Kılıçdaroğlu, konuşmasını şöyle sürdürdü:

"Bütün baskılara, saldırılara rağmen silahlı ve silahsız, eşit olmayan koşullara rağmen bu ülkenin seçmenlerinin yarısı sandığa gitti ve demokrasiden yana tavır koydu. Bu çok değerlidir. Bu değeri korumak her CHP'linin boynunun borcudur. Parti içi mücadele, parti içi kavga, parti içi kavgaya asla izin vermeyeceğim. Kavga edenleri gerekirse kapının önüne koyacağız. Demokrasi hepimiz için geçerli. Benim gibi düşünmeyen insan için de demokrasi geçerli. Ama onun oyunu sahiplenmek, ‘bu oy benim oyumdur' demek doğru değil."

"BİR PARTİNİN GENEL BAŞKANI ARTIK 80 MİLYONUN CUMHURBAŞKANI OLAMAZ"

Cumhurbaşkanı Erdoğan'ın AK Parti üyeliğiyle ilgili de konuşan Kılıçdaroğlu, "Evet oyu kullanan vatandaşların bir kısmı da bugün pişmanlar. Neden? Bugün tarafsız bir cumhurbaşkanlığı süreci doluyor artık. Bir partinin genel başkanı artık 80 milyonun Cumhurbaşkanı olamaz. O dönem bitti. Bir partinin genel başkanı sadece o partiye oy verenlerin Cumhurbaşkanıdır. Saygıyı da bu çerçevede görecektir. Tarafsızlık üzerine yemin edildi. Bir partinin genel başkanı hangi tarafsızlık üzerine yemin edecek? Nerede bu kural? Fenerbahçe kaptanını Fenerbahçe maçında hakem yapacaksın olur mu böyle şey. Biz bunu anlattığımızda bazıları inanmıyordu. Kılıçdaroğlu doğru söylemiyor deniyordu. Buyurun bugün hep birlikte tanık oluyorsunuz. Tarafsız olması gereken, hiçbir partiye üye olmaması gereken bir cumhurbaşkanı bugün törenle partisine üye oluyor. Bir partinin genel başkanı Anayasa Mahkemesine, Hakimler Savcılar Kurulu'na hakim tayin edecek. Bir partinin genel başkanı bütün üst düzey yöneticileri tayin edecek. Devlet de o olacak. Buna izin verecek miyiz? Elbette vermeyeceğiz. Onun için söylüyorum mücadelemiz yeni başlıyor diye" şeklinde konuştu.

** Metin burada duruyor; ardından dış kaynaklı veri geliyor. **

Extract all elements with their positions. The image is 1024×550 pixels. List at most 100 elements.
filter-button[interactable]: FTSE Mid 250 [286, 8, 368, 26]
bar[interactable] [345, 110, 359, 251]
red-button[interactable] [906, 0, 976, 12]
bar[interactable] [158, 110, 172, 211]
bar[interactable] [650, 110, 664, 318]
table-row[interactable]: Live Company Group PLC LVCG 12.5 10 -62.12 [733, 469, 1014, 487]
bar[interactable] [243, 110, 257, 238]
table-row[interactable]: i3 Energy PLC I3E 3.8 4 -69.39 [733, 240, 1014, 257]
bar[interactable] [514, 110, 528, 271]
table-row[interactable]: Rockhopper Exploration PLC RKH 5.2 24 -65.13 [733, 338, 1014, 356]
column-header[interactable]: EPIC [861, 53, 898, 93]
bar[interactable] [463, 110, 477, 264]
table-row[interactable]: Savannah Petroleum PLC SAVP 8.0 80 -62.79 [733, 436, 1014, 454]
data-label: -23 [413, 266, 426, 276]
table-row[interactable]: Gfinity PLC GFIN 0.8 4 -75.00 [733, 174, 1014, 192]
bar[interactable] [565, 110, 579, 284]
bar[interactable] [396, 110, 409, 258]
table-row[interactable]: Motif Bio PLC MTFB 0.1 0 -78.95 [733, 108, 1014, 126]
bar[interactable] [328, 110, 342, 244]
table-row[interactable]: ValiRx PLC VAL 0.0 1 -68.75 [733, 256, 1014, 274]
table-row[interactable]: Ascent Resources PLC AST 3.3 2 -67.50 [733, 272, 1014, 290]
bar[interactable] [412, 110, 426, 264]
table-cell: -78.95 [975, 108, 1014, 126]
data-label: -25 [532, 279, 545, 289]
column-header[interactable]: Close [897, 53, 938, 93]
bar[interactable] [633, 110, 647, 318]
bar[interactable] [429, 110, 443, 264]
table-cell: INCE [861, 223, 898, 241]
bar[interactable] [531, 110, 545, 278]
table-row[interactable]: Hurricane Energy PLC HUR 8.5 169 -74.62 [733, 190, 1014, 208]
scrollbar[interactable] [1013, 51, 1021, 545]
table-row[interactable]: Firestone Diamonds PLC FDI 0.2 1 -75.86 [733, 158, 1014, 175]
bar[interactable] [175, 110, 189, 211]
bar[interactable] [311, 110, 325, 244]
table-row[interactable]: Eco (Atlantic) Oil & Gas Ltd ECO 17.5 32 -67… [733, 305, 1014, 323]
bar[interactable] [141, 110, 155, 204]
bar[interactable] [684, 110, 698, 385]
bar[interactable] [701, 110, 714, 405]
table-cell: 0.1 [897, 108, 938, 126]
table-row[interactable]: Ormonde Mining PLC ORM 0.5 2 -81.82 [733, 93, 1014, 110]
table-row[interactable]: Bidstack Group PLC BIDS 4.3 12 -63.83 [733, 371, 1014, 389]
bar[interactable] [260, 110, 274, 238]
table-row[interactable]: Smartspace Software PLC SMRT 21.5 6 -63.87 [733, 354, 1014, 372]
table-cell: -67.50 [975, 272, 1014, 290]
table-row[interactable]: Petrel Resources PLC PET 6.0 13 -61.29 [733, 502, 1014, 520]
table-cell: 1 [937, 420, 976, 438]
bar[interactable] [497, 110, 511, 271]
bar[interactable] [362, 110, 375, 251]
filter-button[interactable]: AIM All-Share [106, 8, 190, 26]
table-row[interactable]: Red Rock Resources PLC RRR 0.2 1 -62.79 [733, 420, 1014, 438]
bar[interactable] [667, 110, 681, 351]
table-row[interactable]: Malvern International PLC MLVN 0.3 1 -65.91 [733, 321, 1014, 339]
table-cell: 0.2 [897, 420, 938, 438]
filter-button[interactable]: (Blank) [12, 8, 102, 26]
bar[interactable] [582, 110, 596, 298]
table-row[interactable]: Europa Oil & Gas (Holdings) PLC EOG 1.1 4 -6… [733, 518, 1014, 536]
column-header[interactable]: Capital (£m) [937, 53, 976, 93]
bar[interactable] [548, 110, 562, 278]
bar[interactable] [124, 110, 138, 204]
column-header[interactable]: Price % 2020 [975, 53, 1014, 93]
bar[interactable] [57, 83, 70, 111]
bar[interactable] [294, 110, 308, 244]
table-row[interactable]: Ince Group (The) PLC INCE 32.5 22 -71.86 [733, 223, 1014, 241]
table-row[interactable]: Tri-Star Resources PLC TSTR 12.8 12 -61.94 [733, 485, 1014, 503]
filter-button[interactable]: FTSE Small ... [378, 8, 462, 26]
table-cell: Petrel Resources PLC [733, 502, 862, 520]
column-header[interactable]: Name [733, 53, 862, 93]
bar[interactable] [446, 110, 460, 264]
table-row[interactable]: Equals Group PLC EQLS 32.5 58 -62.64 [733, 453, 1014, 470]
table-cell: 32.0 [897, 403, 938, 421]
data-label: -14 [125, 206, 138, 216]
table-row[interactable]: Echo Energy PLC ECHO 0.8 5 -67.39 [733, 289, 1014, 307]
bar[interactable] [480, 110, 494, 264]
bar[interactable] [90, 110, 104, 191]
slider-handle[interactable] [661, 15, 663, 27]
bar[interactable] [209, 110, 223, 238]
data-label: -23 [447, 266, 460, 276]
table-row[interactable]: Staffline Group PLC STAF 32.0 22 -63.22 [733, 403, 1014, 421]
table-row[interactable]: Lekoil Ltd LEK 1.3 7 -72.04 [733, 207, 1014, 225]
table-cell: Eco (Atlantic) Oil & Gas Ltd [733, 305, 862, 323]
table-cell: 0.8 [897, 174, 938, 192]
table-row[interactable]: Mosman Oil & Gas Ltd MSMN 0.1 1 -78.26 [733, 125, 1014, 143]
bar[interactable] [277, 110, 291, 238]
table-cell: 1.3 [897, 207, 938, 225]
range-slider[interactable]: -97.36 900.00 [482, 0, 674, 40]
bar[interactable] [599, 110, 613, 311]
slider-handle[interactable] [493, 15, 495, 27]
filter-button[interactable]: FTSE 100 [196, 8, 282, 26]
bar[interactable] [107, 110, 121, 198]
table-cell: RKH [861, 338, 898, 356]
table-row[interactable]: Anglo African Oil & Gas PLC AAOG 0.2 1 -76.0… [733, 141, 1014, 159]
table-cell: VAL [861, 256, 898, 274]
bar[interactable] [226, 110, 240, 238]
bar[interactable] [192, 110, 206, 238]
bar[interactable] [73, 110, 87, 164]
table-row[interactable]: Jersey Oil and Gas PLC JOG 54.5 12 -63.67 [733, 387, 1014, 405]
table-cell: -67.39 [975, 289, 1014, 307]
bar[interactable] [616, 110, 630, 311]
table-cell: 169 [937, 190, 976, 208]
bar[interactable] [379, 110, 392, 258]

Adliyeye, kışlaya, camiye siyaseti sokmayın diye söylediklerini şimdi üçüne de siyaseti sokulduğunu savunan Kılıçdaroğlu, "Hakim siyasallaşırsa adalet olmaz. Adalet olmazsa devlet olmaz. Bir çöküşün eşiğindeyiz" dedi. 

Bütün bunlar olurken hükümetin tek derdinin Amerika'daki Rıza Zarraf'ın nasıl kurtarılması olduğunu söyleyen Kılıçdaroğlu, şunları kaydetti:

"Niçin? O Türkiye Cumhuriyeti vatandaşı onun için gidiliyor. Almanya'ya git hapishanelerinde yüzlerce binlerce Türk var. Onlar Türkiye Cumhuriyeti vatandaşı değil mi? Onların hakkını niye savunmuyorsun? Çünkü onlar ayakkabı kutusu geleneğinden geliyorlar. Korkuyorlar ya Rıza Zarraf konuşursa. Konuşacak gün gelecek konuşacak. O konuşmazsa Halk Bankası Genel Müdür Yardımcısı var o konuşacak."